Reports
Research reports
Body of the report
Introduction (RR)
The introduction performs a number of functions by informing the reader about the:
- Purpose of your report
- Background context of your report
- Significance of your research topic
- The key terms or concepts (this might also involve an outline of your conceptual framework)
- The limits of your discussion and the intellectual boundaries of your report.
Literature review (RR)
A literature review is an analytical survey of the sources relevant for your subject area. Depending upon the nature of your research project, such sources might include books, journal articles (including review articles), government documents, archival material, privately held personal papers, company records, newspapers and so forth.
At the postgraduate level, literature reviews will be expected to be extensive, thorough and detailed.
The point of a literature review is to enable you to find out what has been published (and by whom) in your research field. This will then help you to:
- Identify unresolved questions or under-researched areas
- Situate your own research in relation to the work of others
- Avoid 'reinventing the wheel' by pursuing research questions that others have already done in abundance
- Identify the research methods most appropriate for your project
- Be alerted to thinking on your subject of which you were unaware
- Relate your research results to previous studies.
As a result, you will be able to place your project within the appropriate theoretical and historical context.
Your literature review should be organised by themes and topics so that you can identify how each relates to your own research question. A literature review is not a series of abstracts about your sources that you link together with phrases like 'X says that …', 'on the other hand Y says …', and 'Z says …'. This sort of writing is boring. More importantly it is uninformative because it does not enable you to make clear thematic links about the issues that most concern your research - namely the relationships between previous studies and those studies and your research question.
Method (RR)
In this section of your report you are describing what you did and how you did it.
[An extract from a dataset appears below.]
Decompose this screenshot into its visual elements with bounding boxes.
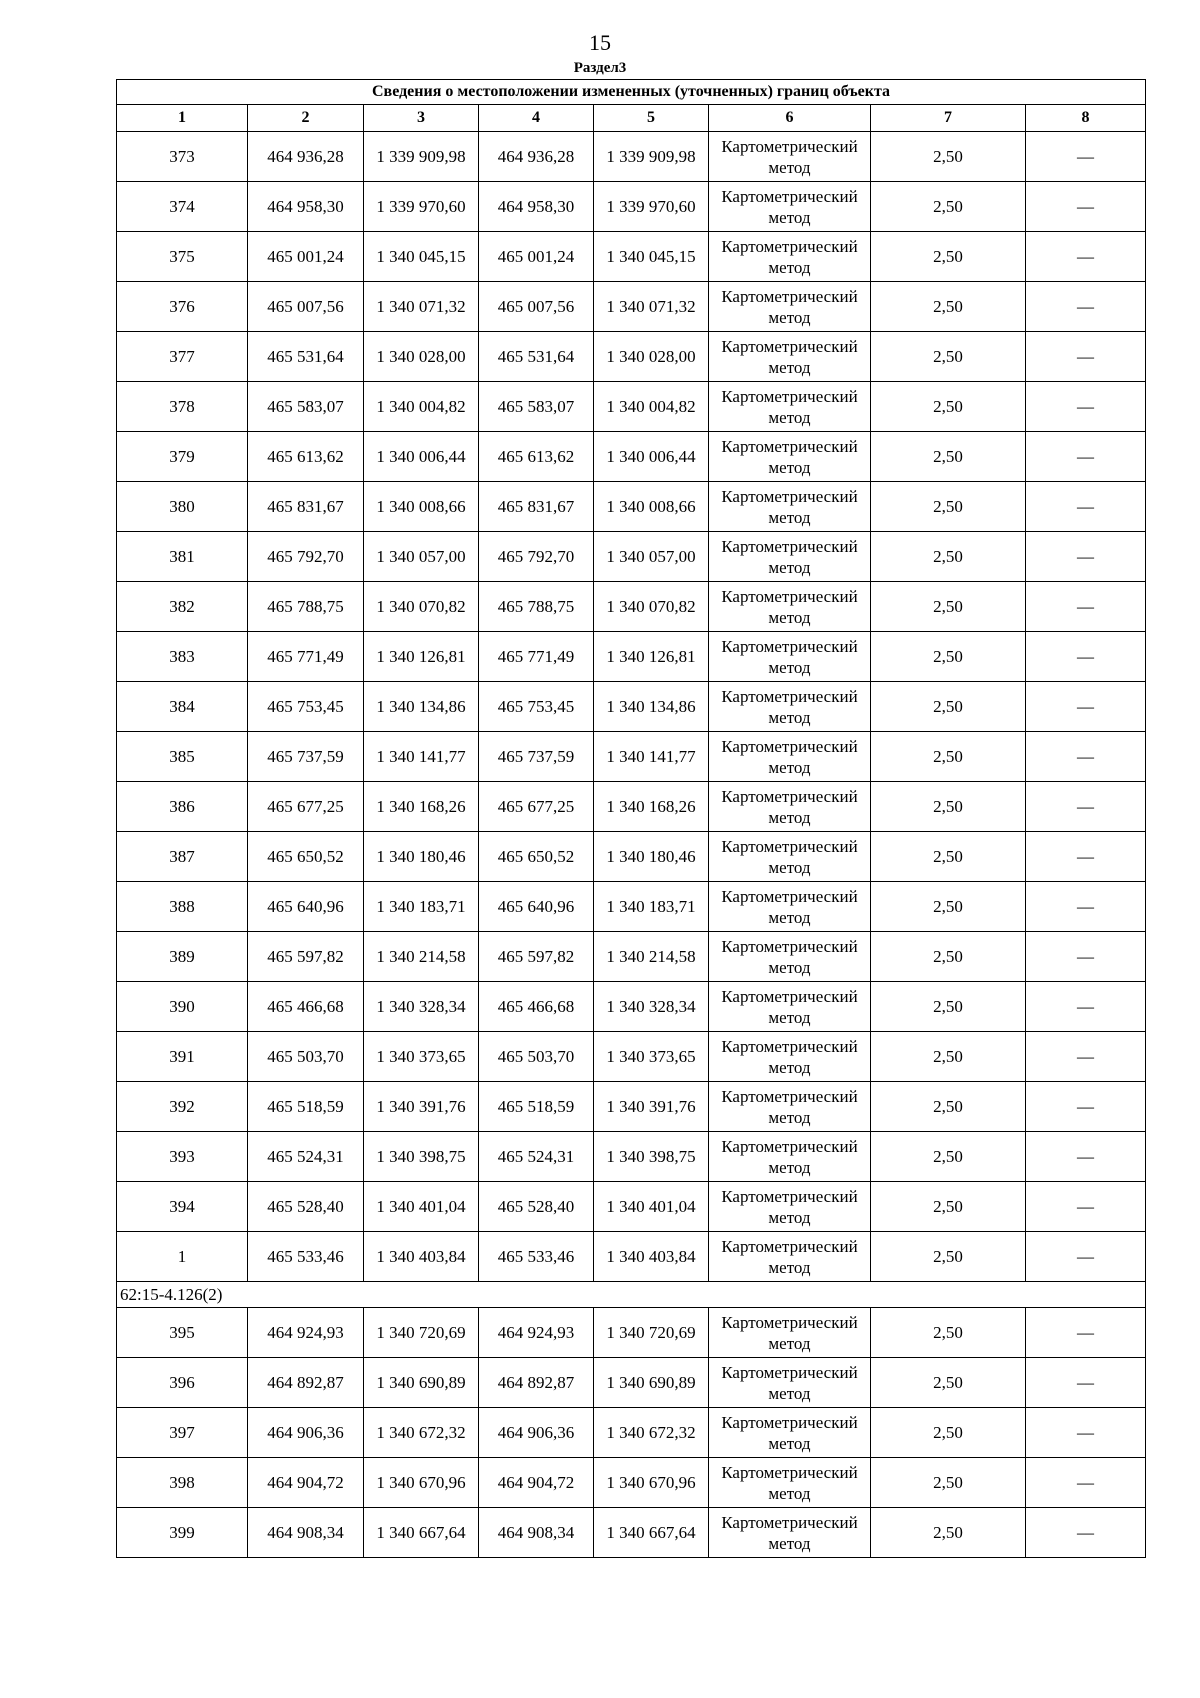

Qualitatively based research will probably not require much discussion, as much of it will be library or archive based. However, qualitative research can also involve interviews, formal questionnaires and so on. Consequently, you must provide details about how you obtained the data. This will be similar to the discussion provided in Method (LR) for quantitatively based research.
Results (RR)
In short reports you will probably not separate your results from your discussion. However, in longer reports it will make your report clearer if the two are kept as separate sections.
Your results should be presented in a logical sequence. Usually this will mean that your presentation will follow the same sequence as detailed in your section on method.
Results from quantitative research should be presented as outlined in Laboratory reports. For qualitative research most of your results will appear as textual summaries. These should be kept short, succinct and clearly written. Where appropriate, tables and diagrams should be used. Transcripts of interviews and so on can be included as a part of your Appendices.
Discussion (RR)
This is the main focus of your report. It is where the relevant data and results are analysed, and the various principles underpinning the main findings are identified and discussed. The discussion of the results should also be linked to the previous discussion presented in the literature review. Competing arguments, interpretations and solutions should be discussed and their relative merits evaluated.
Most importantly, your discussion should analyse how your findings relate to your research objectives.
Your discussion should be organised in a logical manner. Your points should be presented in (increasing) importance, beginning with the least important and working towards the most important. Each paragraph should state and develop a main point. The aim of your discussion is to explain the significance of your research to the reader.
Conclusion (RR)
Your conclusion should provide a summary of the main points that you developed in detail in your discussion. Your conclusions should be directly related to your research objectives or hypotheses.